The Citadel (v. Nardo): From Meme To Monument

My last painting, The Citadel (see Nardo)It hasn’t started simply on canvas. It started as a whisper: an image has digitally passed through anonymous hands, republished, remixed, archived and mythologized on the internet. Like many of my works, this piece is based on historical fragments and symbols, rooted in the belief that the memes are not fleeting: they are fundamental. They don’t just reflect culture, rather, write it.

Last year, in 2024, I presented a personal exhibition at Abu Dhabi focused on the fact that Subway – the Sandwich chain – was one of the first fast food to accept Bitcoin. That small historical detail has become the seed of a wider conceptual investigation: what does it mean to “consume” in an era of hyper-member information? The works explored the overlap between fast food, memes and digital attention. The exhibition was close, precise and deeply meta in its structure.

The citadel it came from a similar place.

In 2013, a now legal Reddit post entitled “They are a journey through time from the future, here to ask you to stop what you are doing” It appeared online. The author – claiming to be from 2025 – warned of a future modeled by Bitcoin, but not in the way many had hoped. It wasn’t a utopia. It was a stratified society in which those who adopted soon became intocally rich and all the others remained back. Whether it’s satire, fiction or authentic warning, the post hit a nerve. Spread rapidly. It has become part of Bitcoin’s cultural and memetic architecture.

Years later, another anonymous user gave a visual form to that warning. The Citadel v.1Probably created on 4chan, it presented a huge tower coupled together by images borrowed – in particular a background torn from Alexander oil painting Mikhalchyk Tower of Babel. Red – He overlapped with iconic Internet characters such as Pepe, Wojak and Bognoff’s twins. It was chaotic, fun, threatening. And caught fire. The versions spread in the forums. Variants emerged for Monero, Ethereum and other class -based class hierarchies. An entire mythology took shape around it.
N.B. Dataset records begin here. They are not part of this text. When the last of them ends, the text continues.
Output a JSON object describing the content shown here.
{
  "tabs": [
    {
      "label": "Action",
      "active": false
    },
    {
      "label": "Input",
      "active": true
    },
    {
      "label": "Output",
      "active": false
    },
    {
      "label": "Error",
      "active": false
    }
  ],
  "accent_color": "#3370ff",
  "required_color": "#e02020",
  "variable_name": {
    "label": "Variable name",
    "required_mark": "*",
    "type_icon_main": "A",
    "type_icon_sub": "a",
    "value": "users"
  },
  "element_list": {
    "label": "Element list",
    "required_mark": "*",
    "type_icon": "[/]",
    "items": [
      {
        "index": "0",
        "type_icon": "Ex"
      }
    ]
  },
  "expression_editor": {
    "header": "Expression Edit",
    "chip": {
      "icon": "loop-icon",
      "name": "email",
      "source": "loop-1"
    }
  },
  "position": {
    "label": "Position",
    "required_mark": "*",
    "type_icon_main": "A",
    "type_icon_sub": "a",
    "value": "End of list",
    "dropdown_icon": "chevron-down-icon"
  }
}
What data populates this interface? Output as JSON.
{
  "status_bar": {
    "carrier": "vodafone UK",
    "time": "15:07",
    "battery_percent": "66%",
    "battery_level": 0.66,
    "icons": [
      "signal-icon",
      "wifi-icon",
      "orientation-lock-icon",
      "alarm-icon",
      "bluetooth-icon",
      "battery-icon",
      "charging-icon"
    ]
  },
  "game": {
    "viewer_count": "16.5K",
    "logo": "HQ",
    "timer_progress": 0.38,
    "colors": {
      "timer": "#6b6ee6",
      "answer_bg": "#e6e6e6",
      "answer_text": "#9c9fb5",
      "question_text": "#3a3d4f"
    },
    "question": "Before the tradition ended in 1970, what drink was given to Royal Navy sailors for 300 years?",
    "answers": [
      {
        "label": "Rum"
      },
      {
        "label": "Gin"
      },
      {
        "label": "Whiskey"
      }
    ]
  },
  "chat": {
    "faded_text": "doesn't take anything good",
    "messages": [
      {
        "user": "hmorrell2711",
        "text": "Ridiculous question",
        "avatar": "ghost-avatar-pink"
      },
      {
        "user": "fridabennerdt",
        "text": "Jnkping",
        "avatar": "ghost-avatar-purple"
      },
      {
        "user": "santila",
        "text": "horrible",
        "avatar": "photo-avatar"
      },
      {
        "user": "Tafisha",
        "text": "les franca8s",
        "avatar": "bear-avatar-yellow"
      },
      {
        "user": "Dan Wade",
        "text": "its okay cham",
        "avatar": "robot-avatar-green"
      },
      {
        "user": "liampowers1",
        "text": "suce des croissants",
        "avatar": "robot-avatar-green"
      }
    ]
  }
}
I couldn’t stop thinking about that image. The symbolism. The verticality. The warning. It was not just a meme: it was a map. A visual scheme of power and belief, told in the language of the Internet. Still, he had never been physically painted. He never gave the weight or permanence he deserved. It was then that I decided to create what I think is the first hand -painted oil version of the Cittadella Bitcoin meme.

The Citadel (see Nardo) It is 7 feet wide, 5 feet tall and entirely made in hand oil for six months. The tower in my painting is original – built with references to the representations of Bruegel di Babel. The overlapping depictions of pepper, the monk, the noble, even of Jesus, make a deliberate deliberate to the v.1 Version, reinvented and integrated with pictorial care. Nothing here is swept away. Each centimeter is built to feel mythical, monumental and faithful to the weight of the meme itself.

Like all my work, it aims to evoke grandeur, dramas and symbolic density. It aims to seem a relic of a future past – something excavated by the ruins of digital civilization. My deceased professor once told me that the best art is both Folkloric and provocative. That line never left me.

And this is essentially what the Internet memes are. They are modern folklore. They codify beliefs, identities, warning and aspiration in compressed symbols. They can start as jokes, but the jokes have always been a delivery system for a deeper truth. Memes do not survive only online; They shape what we expect from reality.

The Citadel (see Nardo) It will be sold at auction via Scarsa.city and debut at the Bitcoin conference in Las Vegas, the largest Bitcoiner gathering in the world. It’s not just a painting. It’s an answer. A Rackoning. A reminder, because in the end, as I always say: Become what you meme.

This is a post for guests of the X-Nardo opinions expressed are entirely proper and do not necessarily reflect those of BTC, Inc. or of Bitcoin magazine.